Friday, September 23, 2011

Cosmic speed limit broken by Neutrino

One of the very pillars of physics and Einstein’s theory of relativity – that nothing can go faster than the speed of light – has been rocked by new findings from one of the world’s foremost laboratories, CERN.
European researchers said that they clocked a sub atomic particle a neutrino going faster than the 186,282 miles per second that has long been considered the cosmic speed limit so far.
The claim was met with skepticism by other renowned physicists , with one outside physicist calling it the equivalent of saying you have a flying carpet. In fact, the researchers themselves are not ready to proclaim a discovery and are asking other physicists to independently try to verify their findings.

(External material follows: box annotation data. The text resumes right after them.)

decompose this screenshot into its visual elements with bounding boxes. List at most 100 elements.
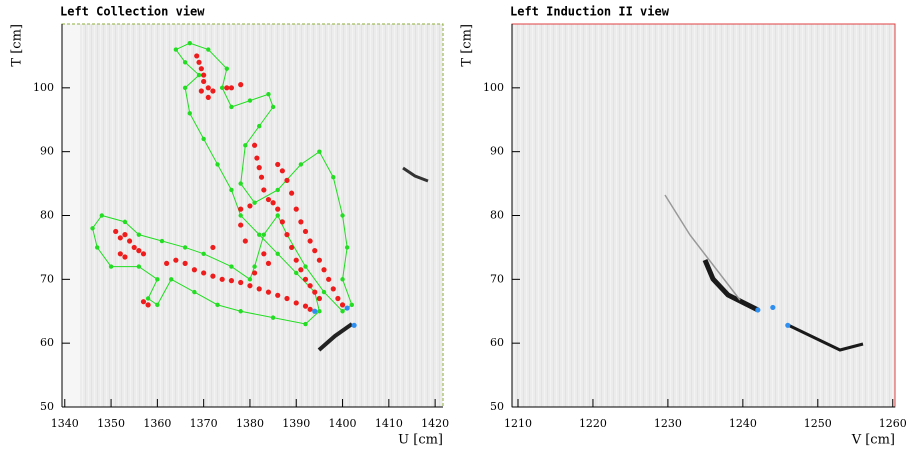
hit	[238, 222, 244, 228]
vertex	[136, 232, 142, 237]
vertex	[247, 98, 253, 103]
vertex	[303, 264, 308, 269]
vertex	[257, 123, 262, 129]
hit	[198, 66, 204, 72]
vertex	[238, 181, 243, 186]
hit	[351, 322, 357, 328]
hit	[224, 85, 230, 91]
vertex	[219, 85, 225, 91]
hit	[284, 177, 290, 183]
vertex	[224, 66, 230, 71]
hit	[210, 244, 216, 251]
vertex	[99, 213, 105, 218]
vertex	[201, 251, 206, 256]
vertex	[90, 226, 95, 231]
hit	[335, 295, 341, 302]
track	[402, 166, 429, 183]
vertex	[145, 296, 151, 301]
x-tick-label: 1380	[236, 417, 264, 430]
hit	[122, 232, 128, 238]
hit	[251, 142, 258, 148]
hit	[145, 302, 151, 308]
x-tick-label: 1400	[329, 417, 357, 430]
hit	[238, 82, 244, 88]
hit	[247, 203, 253, 209]
hit	[201, 270, 207, 276]
hit	[312, 248, 318, 254]
hit	[293, 206, 299, 212]
hit	[321, 267, 327, 273]
x-axis-label: U [cm]	[398, 433, 443, 448]
vertex	[331, 175, 336, 180]
vertex	[108, 264, 114, 269]
vertex	[182, 85, 188, 91]
vertex	[257, 232, 262, 237]
background	[512, 24, 895, 407]
hit	[312, 308, 318, 314]
hit	[191, 267, 198, 273]
hit	[182, 260, 188, 266]
vertex	[270, 315, 276, 320]
hit	[194, 53, 200, 59]
vertex	[229, 187, 234, 193]
hit	[344, 305, 350, 311]
vertex	[187, 111, 192, 116]
x-tick-label: 1230	[654, 417, 682, 430]
hit	[256, 165, 262, 171]
x-tick-label: 1410	[375, 417, 403, 430]
hit	[302, 228, 309, 235]
hit	[261, 251, 267, 257]
x-tick-label: 1220	[579, 417, 607, 430]
vertex	[340, 277, 345, 282]
x-tick-label: 1390	[282, 417, 310, 430]
hit	[117, 251, 123, 257]
vertex	[182, 245, 188, 250]
hit	[258, 174, 265, 180]
vertex	[94, 245, 100, 250]
vertex	[187, 40, 192, 46]
hit	[198, 88, 204, 94]
vertex	[238, 213, 243, 218]
hit	[117, 235, 123, 241]
hit	[316, 295, 322, 302]
vertex	[261, 232, 267, 237]
hit	[326, 276, 332, 282]
x-tick-label: 1240	[729, 417, 757, 430]
x-tick-label: 1260	[879, 417, 907, 430]
hit	[289, 190, 295, 196]
hit	[219, 276, 225, 282]
hit	[131, 244, 137, 251]
hit	[770, 304, 776, 311]
hit	[289, 244, 295, 251]
y-tick-label: 70	[40, 272, 54, 285]
hit	[238, 279, 244, 286]
y-tick-label: 80	[490, 209, 504, 222]
hit	[293, 300, 299, 306]
vertex	[294, 270, 299, 276]
hit	[247, 283, 253, 289]
vertex	[340, 309, 345, 314]
vertex	[155, 302, 160, 308]
vertex	[321, 289, 327, 295]
hit	[265, 260, 272, 266]
hit	[312, 289, 318, 295]
vertex	[201, 136, 206, 142]
y-tick-label: 100	[33, 81, 54, 94]
hit	[275, 206, 281, 212]
vertex	[159, 238, 165, 244]
hit	[113, 228, 119, 235]
hit	[265, 289, 272, 295]
hit	[275, 161, 281, 168]
y-tick-label: 90	[40, 145, 54, 158]
hit	[173, 257, 179, 263]
vertex	[192, 289, 197, 295]
hit	[755, 307, 761, 313]
vertex	[270, 104, 276, 110]
vertex	[215, 302, 220, 308]
vertex	[122, 219, 128, 225]
vertex	[298, 162, 304, 167]
vertex	[196, 72, 202, 78]
hit	[228, 85, 235, 91]
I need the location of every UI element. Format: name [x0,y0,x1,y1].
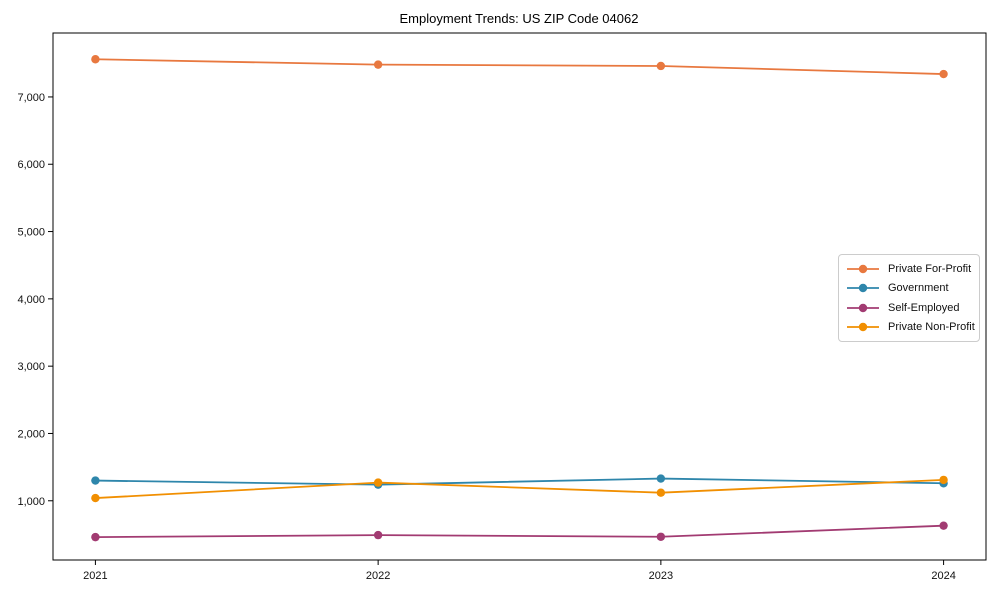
y-tick-label: 6,000 [17,159,45,171]
data-point-private-for-profit-2023 [656,61,666,71]
data-point-private-for-profit-2022 [373,60,383,69]
data-point-self-employed-2021 [91,532,100,542]
data-point-private-non-profit-2023 [656,488,666,497]
series-line-government [95,477,944,486]
data-point-private-for-profit-2024 [939,69,948,79]
data-point-self-employed-2022 [373,530,383,540]
legend-label: Private Non-Profit [888,321,975,334]
series-line-self-employed [95,524,944,539]
data-point-self-employed-2023 [656,532,666,541]
legend-line-sample-icon [847,264,879,273]
chart-title: Employment Trends: US ZIP Code 04062 [400,11,639,26]
legend-label: Government [888,282,949,295]
y-tick-label: 4,000 [17,294,45,306]
axes-frame [52,32,987,561]
data-point-private-non-profit-2022 [373,478,383,487]
legend-item-government: Government [847,279,971,299]
y-tick-label: 2,000 [17,428,45,440]
legend: Private For-Profit Government Self-Employe… [838,254,980,342]
series-line-private-non-profit [95,479,944,499]
legend-item-private-for-profit: Private For-Profit [847,259,971,279]
data-point-government-2023 [656,474,666,483]
x-tick-label: 2024 [931,570,955,582]
data-point-government-2021 [91,476,100,485]
legend-item-private-non-profit: Private Non-Profit [847,318,975,338]
x-tick-label: 2022 [366,570,390,582]
data-point-private-non-profit-2024 [939,475,948,485]
legend-line-sample-icon [847,303,879,312]
y-tick-label: 7,000 [17,92,45,104]
x-tick-label: 2023 [649,570,673,582]
legend-line-sample-icon [847,323,879,332]
data-point-private-non-profit-2021 [91,493,100,503]
legend-item-self-employed: Self-Employed [847,298,971,318]
plot-area: 1,000 2,000 3,000 4,000 5,000 6,000 7,000 2021 2… [17,32,987,582]
legend-label: Self-Employed [888,301,960,314]
data-point-private-for-profit-2021 [91,55,100,64]
y-tick-label: 5,000 [17,227,45,239]
x-tick-label: 2021 [83,570,107,582]
legend-line-sample-icon [847,284,879,293]
legend-label: Private For-Profit [888,262,972,275]
series-line-private-for-profit [95,58,944,75]
y-tick-label: 3,000 [17,361,45,373]
data-point-self-employed-2024 [939,521,948,530]
y-tick-label: 1,000 [17,496,45,508]
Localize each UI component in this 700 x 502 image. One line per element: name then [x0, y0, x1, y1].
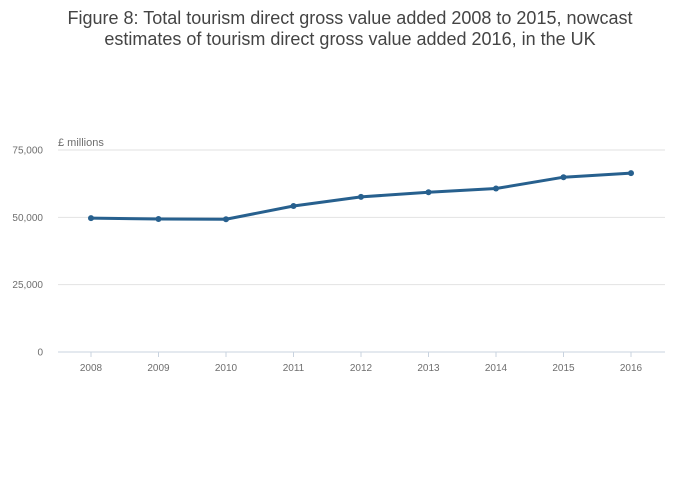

“The feeling that most people have is this can’t be right, this can’t be real,” said James Gillies, a spokesman for the European Organization for Nuclear Research, or CERN, which provided the particle accelerator that sent neutrinos on their breakneck 454-mile trip underground from Geneva to Italy.
CERN reported that a neutrino beam fired from a particle accelerator near Geneva to a lab 454 miles away in Italy traveled 60 nanoseconds faster than the speed of light. Scientists calculated the margin of error at just 10 nanoseconds. A nanosecond is one-billionth of a second.
Anyhow it is necessary to conduct futher experiments to verify the findings.